In many quarters these days, Siegfried Sassoon is best known as one of the principals in Pat Barker's exceptional 1992 novel, Regeneration, about the real-life Sassoon's treatment for shell shock while at Craiglockhart -- or "Dottyville," as Sassoon called it -- a Scottish sanitarium where he had been sent in 1917 after denouncing British participation in World War I and refusing to return to the front.
Sassoon was remanded to Dottyville because it would have been too embarrassing to court-martial him: He was a decorated war hero and a best-selling poet, one of that talented generation of World War I writers who in spare, colloquial language evoked the horror and ultimate meaninglessness of war.
In the anthologies, Sassoon is usually bracketed with Rupert Brooke and Wilfred Owen.
He was more talented than Brooke, arguably less so than Owen, whose career he championed, but it's hard to say what would have become of the others. Brooke and Owen both died in the war, while Sassoon, though twice-wounded, went on to live a long and somewhat wistful life (born in 1886, he died in 1967) and outlasted his own legacy.
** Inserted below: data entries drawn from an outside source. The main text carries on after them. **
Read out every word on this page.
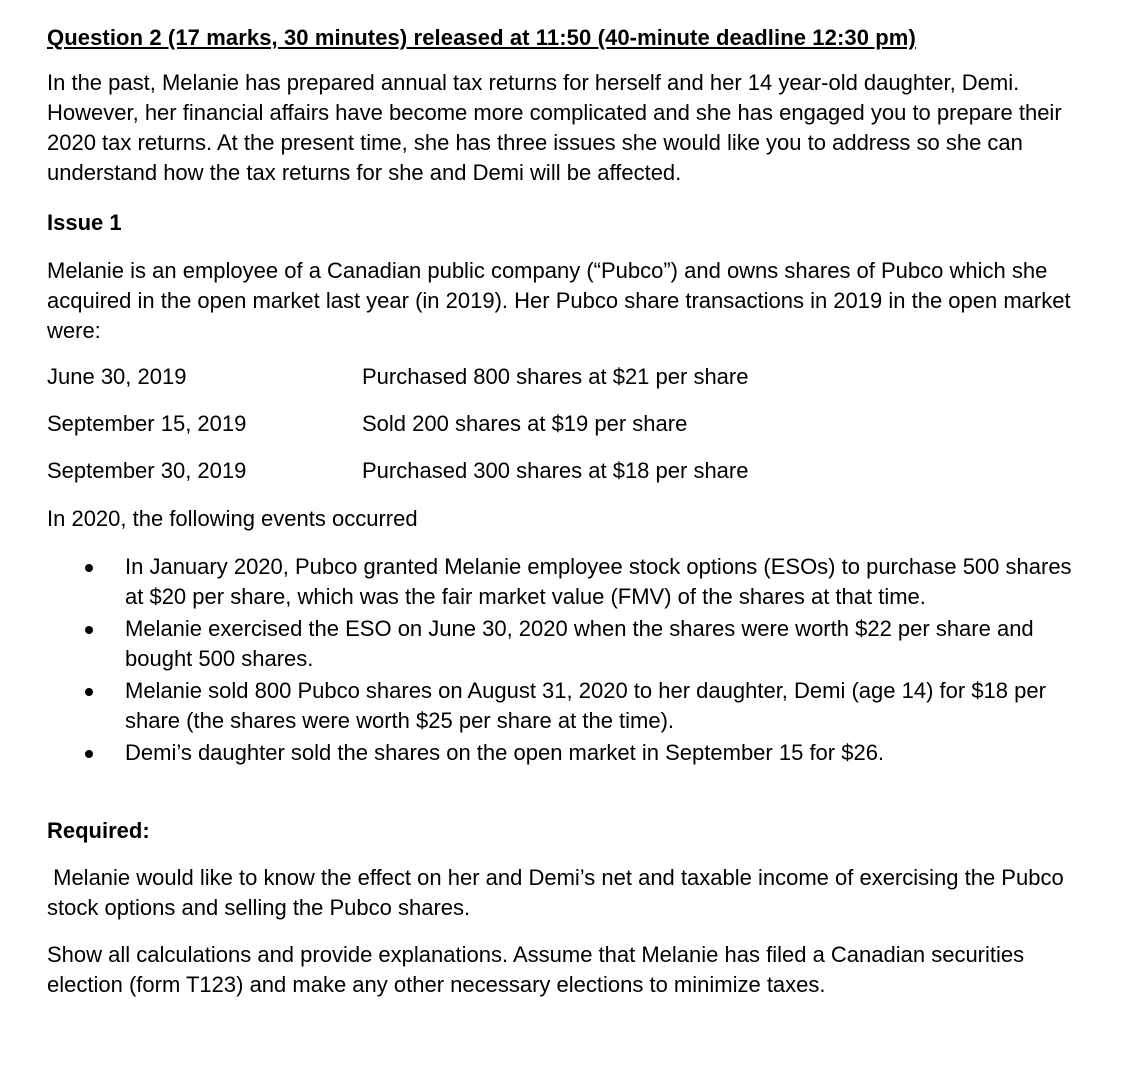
Question 2 (17 marks, 30 minutes) released at 11:50 (40-minute deadline 12:30 pm)
In the past, Melanie has prepared annual tax returns for herself and her 14 year-old daughter, Demi. However, her financial affairs have become more complicated and she has engaged you to prepare their 2020 tax returns. At the present time, she has three issues she would like you to address so she can understand how the tax returns for she and Demi will be affected.
Issue 1
Melanie is an employee of a Canadian public company (“Pubco”) and owns shares of Pubco which she acquired in the open market last year (in 2019). Her Pubco share transactions in 2019 in the open market were:
June 30, 2019	Purchased 800 shares at $21 per share
September 15, 2019	Sold 200 shares at $19 per share
September 30, 2019	Purchased 300 shares at $18 per share
In 2020, the following events occurred
In January 2020, Pubco granted Melanie employee stock options (ESOs) to purchase 500 shares at $20 per share, which was the fair market value (FMV) of the shares at that time.
Melanie exercised the ESO on June 30, 2020 when the shares were worth $22 per share and bought 500 shares.
Melanie sold 800 Pubco shares on August 31, 2020 to her daughter, Demi (age 14) for $18 per share (the shares were worth $25 per share at the time).
Demi’s daughter sold the shares on the open market in September 15 for $26.
Required:
Melanie would like to know the effect on her and Demi’s net and taxable income of exercising the Pubco stock options and selling the Pubco shares.
Show all calculations and provide explanations. Assume that Melanie has filed a Canadian securities election (form T123) and make any other necessary elections to minimize taxes.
He was a minor poet, a writer of misty, Rossetti-like verse, who briefly flared into greatness and then reverted to being minor again, without ever quite understanding what had happened to him.
Siegfried Loraine Sassoon was a bundle of contradictions. He was Jewish, or his father was (he left the family when Sassoon was four) -- the descendant of an enormously wealthy Sephardic family.
His mother was a painter who came from ancient Cheshire stock, and Sassoon grew up on a country estate and in the Church of England, even acquiring that tinge of anti-Semitism customary among the British upper classes, before converting late in life to Roman Catholicism.
Sassoon was an aesthete and a bohemian who was nevertheless an enthusiastic guest at country-house weekends, and his favorite pastimes were cricket, golf and riding to hounds.
He was a rich man who lived in a great house, but called himself a socialist and gave away vast sums to his friends. And Sassoon was gay, closeted at first but then remarkably open for the time. Yet he eventually married and had a son, in whom he was greatly relieved to see evidence of sexual "normality."
Sassoon wrote six volumes of slightly fictionalized autobiography, of which the most famous was his bestselling Memoirs of a Fox-Hunting Man, and since his death there have been at least a half-dozen biographies, of which Max Egremont's is easily the most engaging.
The author is himself a vaguely Sassoonish character, a titled aristo who writes books to help pay for the upkeep of Petworth, his ancestral estate, and he is related to two of the players in the story: Wilfrid Scawen Blunt, an older poet who was one of Sassoon's mentors, and Stephen Tennant, who was the great love of Sassoon's life.
Max Egremont is a historian, not a literary scholar, and he is occasionally a little tone-deaf to the verse, which he mostly cites in snippets, as signposts to what was going on in the life.
He also takes Sassoon's side, more or less, in Sassoon's feud with the moderns and his refusal to learn anything from them -- in fact the signal mistake of his career. In that respect, Sassoon was a little like the American poet Edna St. Vincent Millay.